4. **`shared.Run` startup gate:** if bind is non-loopback AND
`cfg.Auth.Token == ""`, refuse to start. The implicit
"localhost is the auth layer" guarantee becomes explicit when
crossing the loopback boundary.
### Alternatives considered
| Option | Why rejected |
|---|---|
| **mTLS** | Strongest but heaviest — every binary needs cert provisioning, rotation tooling, and cert-aware client wiring. Overkill for inter-service traffic that already passes through a single gateway. Reconsider when Lakehouse-Go runs across machines. |
| **JWT with short TTL** | Buys nothing over Bearer here — there's no third-party identity provider, no claim hierarchy worth modelling. Pure token has the same security properties at half the wire complexity. |
| **No auth, IP-allowlist only** | One stolen IP allowlist entry → full access. Token + IP is defense in depth; either alone is too weak. |
| **OAuth2 via external IdP** | Rejected for G0G3 timeline. No external IdP commitment. Revisit if Lakehouse-Go ever serves end-user requests directly (today everything fronts through the staffing co-pilot which has its own session model). |
### Constant-time comparison + token hygiene
Token comparison must use `crypto/subtle.ConstantTimeCompare`
naive `==` is vulnerable to timing attacks against an attacker who
can issue many requests and measure round-trip. Token rotation is
operator-driven via `secrets-go.toml` edit + restart; G0 doesn't
need rotate-without-restart.
### What this ADR does NOT do
- **Does not implement the middleware.** Code lands in Sprint 1.
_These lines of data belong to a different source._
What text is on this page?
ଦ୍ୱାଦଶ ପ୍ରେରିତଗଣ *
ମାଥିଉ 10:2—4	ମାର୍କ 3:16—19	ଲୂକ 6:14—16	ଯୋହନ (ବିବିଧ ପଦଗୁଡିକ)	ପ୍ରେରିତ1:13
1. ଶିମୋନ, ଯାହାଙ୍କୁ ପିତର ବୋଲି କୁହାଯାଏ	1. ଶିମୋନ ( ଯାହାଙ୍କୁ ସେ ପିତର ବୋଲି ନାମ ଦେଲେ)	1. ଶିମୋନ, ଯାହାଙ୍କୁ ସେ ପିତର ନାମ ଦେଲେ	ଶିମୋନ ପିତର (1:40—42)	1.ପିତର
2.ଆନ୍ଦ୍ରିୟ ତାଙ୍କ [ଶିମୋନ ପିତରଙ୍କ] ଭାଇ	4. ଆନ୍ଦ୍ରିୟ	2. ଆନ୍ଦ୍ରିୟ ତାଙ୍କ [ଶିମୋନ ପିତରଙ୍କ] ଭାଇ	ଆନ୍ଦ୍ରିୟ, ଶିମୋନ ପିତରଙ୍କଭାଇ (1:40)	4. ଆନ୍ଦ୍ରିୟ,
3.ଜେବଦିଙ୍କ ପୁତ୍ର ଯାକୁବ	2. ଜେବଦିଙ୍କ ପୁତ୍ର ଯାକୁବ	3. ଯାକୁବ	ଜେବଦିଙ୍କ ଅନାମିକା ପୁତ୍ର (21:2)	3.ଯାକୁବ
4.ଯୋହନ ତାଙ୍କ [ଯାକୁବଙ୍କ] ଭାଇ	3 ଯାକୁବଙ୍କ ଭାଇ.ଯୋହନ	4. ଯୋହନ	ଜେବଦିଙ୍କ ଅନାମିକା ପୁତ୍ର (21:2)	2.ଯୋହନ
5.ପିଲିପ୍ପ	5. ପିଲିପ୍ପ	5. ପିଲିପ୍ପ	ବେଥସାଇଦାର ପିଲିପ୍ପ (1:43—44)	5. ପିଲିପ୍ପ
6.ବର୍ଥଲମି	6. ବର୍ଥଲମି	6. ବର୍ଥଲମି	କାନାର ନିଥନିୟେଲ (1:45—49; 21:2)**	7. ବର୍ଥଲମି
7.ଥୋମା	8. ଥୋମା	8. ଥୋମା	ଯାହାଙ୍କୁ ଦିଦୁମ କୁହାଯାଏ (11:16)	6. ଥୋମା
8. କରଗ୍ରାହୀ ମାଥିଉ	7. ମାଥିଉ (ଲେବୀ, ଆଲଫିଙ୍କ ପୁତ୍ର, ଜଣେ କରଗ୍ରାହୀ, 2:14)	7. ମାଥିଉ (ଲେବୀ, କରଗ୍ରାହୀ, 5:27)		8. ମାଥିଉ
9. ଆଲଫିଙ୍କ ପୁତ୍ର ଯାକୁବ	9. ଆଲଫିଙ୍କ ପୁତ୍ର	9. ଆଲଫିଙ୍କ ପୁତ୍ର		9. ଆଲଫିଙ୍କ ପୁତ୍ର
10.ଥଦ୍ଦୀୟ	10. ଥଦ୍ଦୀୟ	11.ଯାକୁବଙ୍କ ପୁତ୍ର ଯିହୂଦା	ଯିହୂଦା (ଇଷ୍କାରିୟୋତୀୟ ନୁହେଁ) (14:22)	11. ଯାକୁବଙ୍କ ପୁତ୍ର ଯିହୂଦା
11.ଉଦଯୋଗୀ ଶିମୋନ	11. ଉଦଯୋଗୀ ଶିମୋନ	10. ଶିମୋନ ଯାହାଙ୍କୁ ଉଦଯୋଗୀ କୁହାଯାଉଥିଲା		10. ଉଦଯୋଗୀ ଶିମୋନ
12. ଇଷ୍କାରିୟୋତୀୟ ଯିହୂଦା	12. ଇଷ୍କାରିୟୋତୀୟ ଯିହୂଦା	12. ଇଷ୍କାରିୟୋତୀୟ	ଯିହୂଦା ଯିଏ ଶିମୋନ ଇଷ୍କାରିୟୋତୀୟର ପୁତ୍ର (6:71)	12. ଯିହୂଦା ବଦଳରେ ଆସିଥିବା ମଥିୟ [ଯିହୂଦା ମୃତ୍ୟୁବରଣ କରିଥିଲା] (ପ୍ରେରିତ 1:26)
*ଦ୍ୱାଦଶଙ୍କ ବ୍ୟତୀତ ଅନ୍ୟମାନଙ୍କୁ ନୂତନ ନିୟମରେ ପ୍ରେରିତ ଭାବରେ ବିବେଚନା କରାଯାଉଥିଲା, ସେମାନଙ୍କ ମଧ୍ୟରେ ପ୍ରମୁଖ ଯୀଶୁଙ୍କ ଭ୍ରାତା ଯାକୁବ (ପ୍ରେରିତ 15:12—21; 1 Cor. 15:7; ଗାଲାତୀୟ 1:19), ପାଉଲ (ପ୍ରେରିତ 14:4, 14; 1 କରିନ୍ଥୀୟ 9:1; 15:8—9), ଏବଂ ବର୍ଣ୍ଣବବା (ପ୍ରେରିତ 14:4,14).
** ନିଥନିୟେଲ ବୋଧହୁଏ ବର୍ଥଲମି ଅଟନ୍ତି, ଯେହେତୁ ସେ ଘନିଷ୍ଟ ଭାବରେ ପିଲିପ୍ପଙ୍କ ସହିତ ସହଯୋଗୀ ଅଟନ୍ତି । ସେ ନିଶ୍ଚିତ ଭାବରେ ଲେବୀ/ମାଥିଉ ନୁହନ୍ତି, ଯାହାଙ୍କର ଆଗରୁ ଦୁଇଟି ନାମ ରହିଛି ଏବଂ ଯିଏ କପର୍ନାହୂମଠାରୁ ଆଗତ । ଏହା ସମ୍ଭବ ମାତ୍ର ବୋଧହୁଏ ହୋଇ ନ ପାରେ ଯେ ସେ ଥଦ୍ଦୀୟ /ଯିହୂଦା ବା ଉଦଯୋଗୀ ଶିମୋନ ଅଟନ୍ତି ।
- **Does not require token in G0 dev.** Empty token → no-op. Smokes
+ proof harness keep working without setting tokens.
- **Does not address gateway → end-user auth.** Gateway terminates
inter-service auth at its inbound; if end-users hit gateway from
a browser, that's a different ADR (likely cookie/session, fronted
by a reverse proxy that handles user auth).
### How this closes audit findings
- **R-001 (queryd /sql RCE-equivalent off-loopback):** the bind
gate prevents accidental exposure today; this ADR specifies the
guardrail when intentional exposure is needed.
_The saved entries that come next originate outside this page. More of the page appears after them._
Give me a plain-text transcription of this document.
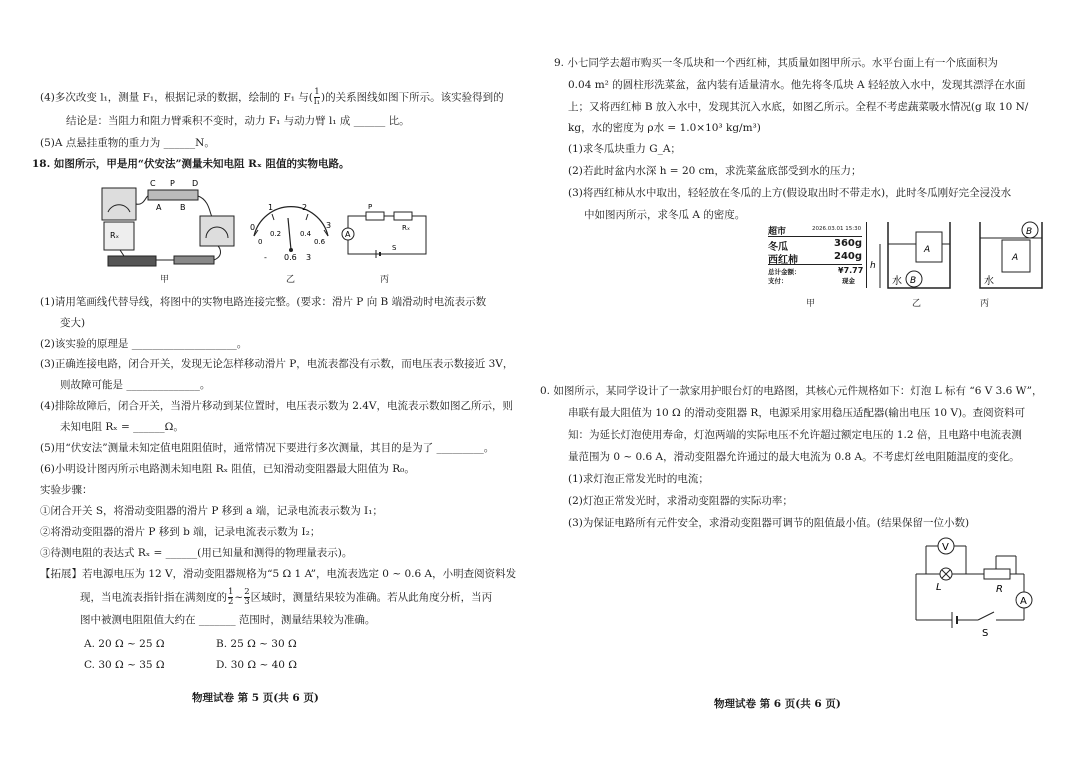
(4)多次改变 l₁，测量 F₁，根据记录的数据，绘制的 F₁ 与( $\frac{1}{\text{l₁}}$ )的关系图线如图下所示。该实验得到的
结论是：当阻力和阻力臂乘积不变时，动力 F₁ 与动力臂 l₁ 成 ______ 比。
(5)A 点悬挂重物的重力为 ______N。
18. 如图所示，甲是用“伏安法”测量未知电阻 Rₓ 阻值的实物电路。
Rₓ
C P D
A B	1	2
3
0
0
0.2	0.4
0.6
- 0.6 3
P
Rₓ
A
S
甲	乙	丙
(1)请用笔画线代替导线，将图中的实物电路连接完整。(要求：滑片 P 向 B 端滑动时电流表示数
变大)
(2)该实验的原理是 ____________________。
(3)正确连接电路，闭合开关，发现无论怎样移动滑片 P，电流表都没有示数，而电压表示数接近 3V，
则故障可能是 ______________。
(4)排除故障后，闭合开关，当滑片移动到某位置时，电压表示数为 2.4V，电流表示数如图乙所示，则
未知电阻 Rₓ = ______Ω。
(5)用“伏安法”测量未知定值电阻阻值时，通常情况下要进行多次测量，其目的是为了 _________。
(6)小明设计图丙所示电路测未知电阻 Rₓ 阻值，已知滑动变阻器最大阻值为 R₀。
实验步骤：
①闭合开关 S，将滑动变阻器的滑片 P 移到 a 端，记录电流表示数为 I₁；
②将滑动变阻器的滑片 P 移到 b 端，记录电流表示数为 I₂；
③待测电阻的表达式 Rₓ = ______(用已知量和测得的物理量表示)。
【拓展】若电源电压为 12 V，滑动变阻器规格为“5 Ω 1 A”，电流表选定 0 ~ 0.6 A，小明查阅资料发
现，当电流表指针指在满刻度的 $\frac{1}{2}$ ~ $\frac{2}{3}$ 区域时，测量结果较为准确。若从此角度分析，当丙
图中被测电阻阻值大约在 _______ 范围时，测量结果较为准确。
A. 20 Ω ~ 25 Ω	B. 25 Ω ~ 30 Ω
C. 30 Ω ~ 35 Ω	D. 30 Ω ~ 40 Ω
物理试卷 第 5 页(共 6 页)
9. 小七同学去超市购买一冬瓜块和一个西红柿，其质量如图甲所示。水平台面上有一个底面积为
0.04 m² 的圆柱形洗菜盆，盆内装有适量清水。他先将冬瓜块 A 轻轻放入水中，发现其漂浮在水面
上；又将西红柿 B 放入水中，发现其沉入水底，如图乙所示。全程不考虑蔬菜吸水情况(g 取 10 N/
kg，水的密度为 ρ水 = 1.0×10³ kg/m³)
(1)求冬瓜块重力 G_A；
(2)若此时盆内水深 h = 20 cm，求洗菜盆底部受到水的压力；
(3)将西红柿从水中取出，轻轻放在冬瓜的上方(假设取出时不带走水)，此时冬瓜刚好完全浸没水
中如图丙所示，求冬瓜 A 的密度。
超市	2026.03.01 15:30
冬瓜	360g
西红柿	240g
总计金额：	¥7.77
支付：	现金
h
A
水 B
A
B
水
甲	乙	丙
0. 如图所示，某同学设计了一款家用护眼台灯的电路图，其核心元件规格如下：灯泡 L 标有 “6 V 3.6 W”，
串联有最大阻值为 10 Ω 的滑动变阻器 R，电源采用家用稳压适配器(输出电压 10 V)。查阅资料可
知：为延长灯泡使用寿命，灯泡两端的实际电压不允许超过额定电压的 1.2 倍，且电路中电流表测
量范围为 0 ~ 0.6 A，滑动变阻器允许通过的最大电流为 0.8 A。不考虑灯丝电阻随温度的变化。
(1)求灯泡正常发光时的电流；
(2)灯泡正常发光时，求滑动变阻器的实际功率；
(3)为保证电路所有元件安全，求滑动变阻器可调节的阻值最小值。(结果保留一位小数)
L	R
A
V
S
物理试卷 第 6 页(共 6 页)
- **R-007 (zero auth middleware):** answered by the design above;
R-007 stays open until the middleware is implemented but is no
longer "design TBD."
- **R-010 (no CORS posture):** orthogonal to inter-service auth,
but the `RequireAuth` middleware sits at the right layer to add
CORS handling later (browsers don't reach inter-service routes
in the current design, so CORS is also Sprint 1+ when end-user
requests start landing).
---
(Future ADRs from ADR-004 onward will be added as the Go
implementation accrues design decisions — e.g. HNSW parameter
choices, pathway-memory hash function, auditor model rotation, etc.)